Évidemment, ces inquiétudes ne sont pas tout infondées. Toutefois, nos décisions de société doivent se baser sur les connaissances scientifiques actuelles pour s’assurer que les coûts des mesures (au sens large) nécessaires à la diminution du risque ne doivent pas être disproportionnés par rapport aux bénéfices attendus. Envisageons donc l’hypothèse que la communauté scientifique se tromper au sujet du glyphosate. Ne serait-il pas sage alors d’appliquer le principe de précaution? D’accord, mais à quoi ressemblerait alors une société post-glyphosate. Le produit de remplacement serait-t-il moins ou plus dangereux pour la santé et l’environnement? À court terme, il faudrait prévoir des baisses de rentabilité d’une ampleur imprévisible pour les producteurs et donc une hausse des prix pour les consommateurs. Qu’en serait-il alors des gens, ici et ailleurs, qui consacrent déjà une forte proportion de leur revenu à se nourrir?
Dans une autre perspective, le glyphosate à probablement certains effet néfaste à cours terme sur l’activité biologique des sols, mais cet herbicide a permis de populariser le semis direct en champ par opposition au labourage traditionnel, une pratique éminemment plus problématique (érosion, santé des sols, émission de CO2). Ainsi, selon une étude publiée en 2015, le semis direct en combinaison avec le glyphosate aurait permis d’éviter l’émission de 18.5 millions de tonnes de CO2 entre 1996 et 2013 seulement. Voulons-nous faire une croix sur ce bénéfice?
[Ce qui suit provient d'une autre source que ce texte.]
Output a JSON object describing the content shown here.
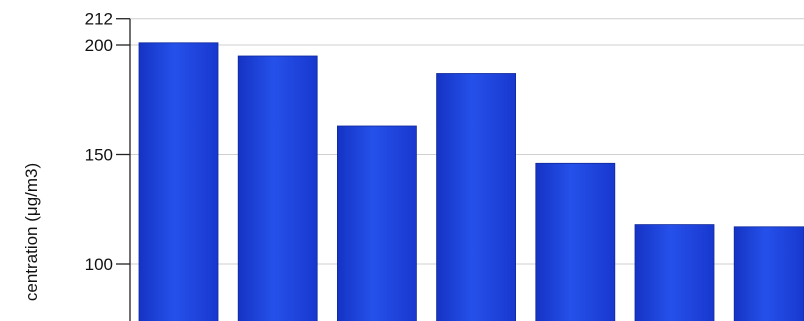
{
  "chart_data": {
    "type": "bar",
    "title": "",
    "xlabel": "",
    "ylabel": "centration (μg/m3)",
    "ylim_visible": [
      78,
      212
    ],
    "yticks": [
      212,
      200,
      150,
      100
    ],
    "grid": true,
    "bar_color": "#1a3fd6",
    "bar_highlight": "#2a55ee",
    "gridline_color": "#cfcfcf",
    "categories": [
      "",
      "",
      "",
      "",
      "",
      "",
      ""
    ],
    "values": [
      201,
      195,
      163,
      187,
      146,
      118,
      117
    ]
  }
}
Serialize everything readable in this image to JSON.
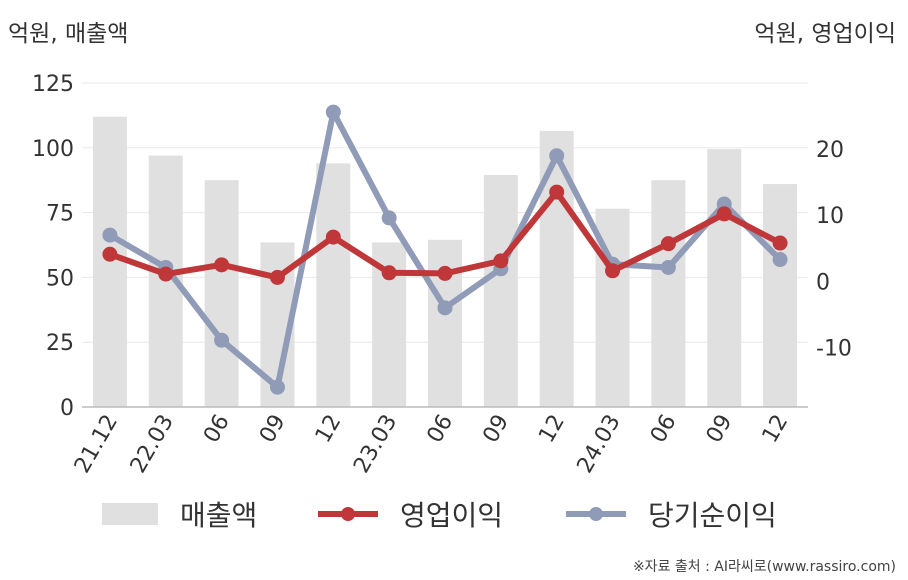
{
  "units": {
    "left": "억원, 매출액",
    "right": "억원, 영업이익"
  },
  "source": "※자료 출처 : AI라씨로(www.rassiro.com)",
  "colors": {
    "revenue": "#e0e0e0",
    "operating_profit": "#c0373a",
    "net_income": "#8f9bb7",
    "axis": "#bbbbbb",
    "grid": "#e8e8e8"
  },
  "chart_data": {
    "type": "bar+line",
    "categories": [
      "21.12",
      "22.03",
      "06",
      "09",
      "12",
      "23.03",
      "06",
      "09",
      "12",
      "24.03",
      "06",
      "09",
      "12"
    ],
    "left_axis": {
      "range": [
        0,
        125
      ],
      "ticks": [
        0,
        25,
        50,
        75,
        100,
        125
      ]
    },
    "right_axis": {
      "range": [
        -19,
        30
      ],
      "ticks": [
        -10,
        0,
        10,
        20
      ]
    },
    "grid": true,
    "legend_position": "bottom",
    "series": [
      {
        "name": "매출액",
        "type": "bar",
        "axis": "left",
        "values": [
          112,
          97,
          87.5,
          63.5,
          94,
          63.5,
          64.5,
          89.5,
          106.5,
          76.5,
          87.5,
          99.5,
          86
        ]
      },
      {
        "name": "영업이익",
        "type": "line",
        "axis": "right",
        "values": [
          4.1,
          1.1,
          2.5,
          0.6,
          6.7,
          1.3,
          1.2,
          3.1,
          13.5,
          1.6,
          5.7,
          10.2,
          5.8
        ]
      },
      {
        "name": "당기순이익",
        "type": "line",
        "axis": "right",
        "values": [
          7.0,
          2.1,
          -8.9,
          -16.0,
          25.6,
          9.6,
          -4.0,
          1.9,
          19.0,
          2.6,
          2.1,
          11.7,
          3.3
        ]
      }
    ]
  }
}
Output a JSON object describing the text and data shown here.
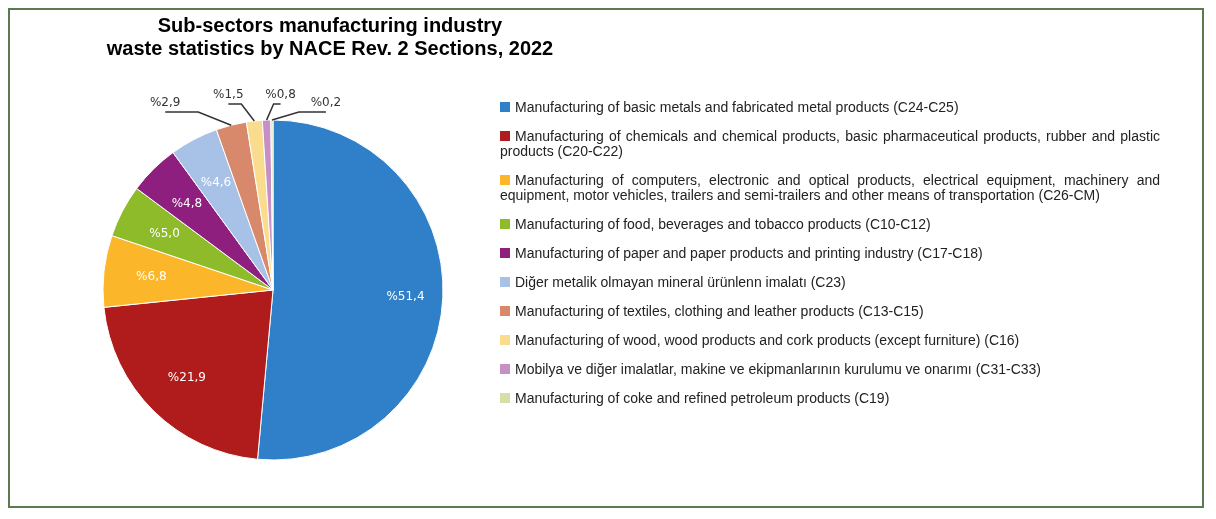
{
  "chart_data": {
    "type": "pie",
    "title": "Sub-sectors manufacturing industry\nwaste statistics by NACE Rev. 2 Sections, 2022",
    "categories": [
      "Manufacturing of basic metals and fabricated metal products (C24-C25)",
      "Manufacturing of chemicals and chemical products, basic pharmaceutical products, rubber and plastic products (C20-C22)",
      "Manufacturing of computers, electronic and optical products, electrical equipment, machinery and equipment, motor vehicles, trailers and semi-trailers and other means of transportation (C26-CM)",
      "Manufacturing of food, beverages and tobacco products (C10-C12)",
      "Manufacturing of paper and paper products and printing industry (C17-C18)",
      "Diğer metalik olmayan mineral ürünlenn imalatı (C23)",
      "Manufacturing of textiles, clothing and leather products (C13-C15)",
      "Manufacturing of wood, wood products and cork products (except furniture) (C16)",
      "Mobilya ve diğer imalatlar, makine ve ekipmanlarının kurulumu ve onarımı (C31-C33)",
      "Manufacturing of coke and refined petroleum products (C19)"
    ],
    "values": [
      51.4,
      21.9,
      6.8,
      5.0,
      4.8,
      4.6,
      2.9,
      1.5,
      0.8,
      0.2
    ],
    "colors": [
      "#2f80c8",
      "#b01b1b",
      "#fbb62a",
      "#8dbb2a",
      "#8e1f7f",
      "#a7c2e6",
      "#d9896b",
      "#fadc8e",
      "#c690c4",
      "#d4e0a8"
    ],
    "value_labels": [
      "%51,4",
      "%21,9",
      "%6,8",
      "%5,0",
      "%4,8",
      "%4,6",
      "%2,9",
      "%1,5",
      "%0,8",
      "%0,2"
    ],
    "legend": "right"
  }
}
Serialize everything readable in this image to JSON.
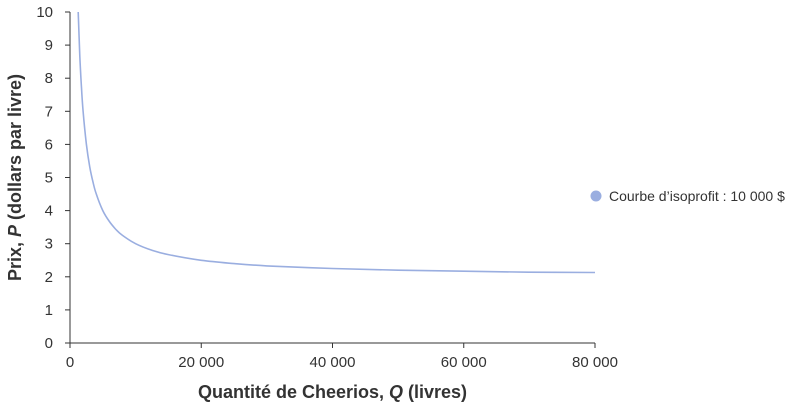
{
  "chart_data": {
    "type": "line",
    "title": "",
    "xlabel_parts": [
      "Quantité de Cheerios, ",
      "Q",
      " (livres)"
    ],
    "ylabel_parts": [
      "Prix, ",
      "P",
      " (dollars par livre)"
    ],
    "xlim": [
      0,
      80000
    ],
    "ylim": [
      0,
      10
    ],
    "x_ticks": [
      0,
      20000,
      40000,
      60000,
      80000
    ],
    "x_tick_labels": [
      "0",
      "20 000",
      "40 000",
      "60 000",
      "80 000"
    ],
    "y_ticks": [
      0,
      1,
      2,
      3,
      4,
      5,
      6,
      7,
      8,
      9,
      10
    ],
    "y_tick_labels": [
      "0",
      "1",
      "2",
      "3",
      "4",
      "5",
      "6",
      "7",
      "8",
      "9",
      "10"
    ],
    "grid": false,
    "legend_position": "right",
    "series": [
      {
        "name": "Courbe d’isoprofit : 10 000 $",
        "color": "#9aaee0",
        "x": [
          1250,
          1500,
          1750,
          2000,
          2500,
          3000,
          3500,
          4000,
          5000,
          6000,
          7000,
          8000,
          10000,
          12500,
          15000,
          20000,
          25000,
          30000,
          40000,
          50000,
          60000,
          70000,
          80000
        ],
        "y": [
          10.0,
          8.67,
          7.71,
          7.0,
          6.0,
          5.33,
          4.86,
          4.5,
          4.0,
          3.67,
          3.43,
          3.25,
          3.0,
          2.8,
          2.67,
          2.5,
          2.4,
          2.33,
          2.25,
          2.2,
          2.17,
          2.14,
          2.13
        ]
      }
    ]
  }
}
Pour le moment, les données disponibles ne justifient pas l’urgence d’interdire le glyphosate et nous ne pourrons pas faire l’économie d’un arbitrage éclairé afin de s’assurer que le remède ne soit pas pire que la maladie. Évidemment, nous devons réduire radicalement l’utilisation des pesticides et rendre notre système agricole plus écologique et sain, mais le débat doit reposer sur les données probantes disponibles à ce jour. Les questions agroalimentaires sont tellement plus complexes et les réponses tellement plus nuancées- et pas toujours intuitives- que ce que Twitter et Facebook veulent nous faire croire.
Le glyphosate est utilisé depuis 40 ans de façon massive et a été étudié plus qu’aucun autre herbicide. Partons de ce constat pour aller vers le mieux et laisser tranquillement le moins bien derrière nous.Trouvons les solutions de rechange et outillons nos agriculteurs pour améliorer et changer leurs pratiques agricoles, mais débattre d’une prolongation limitée ou d’une interdiction du Glyphosate revient à mettre la charrue devant les bœufs.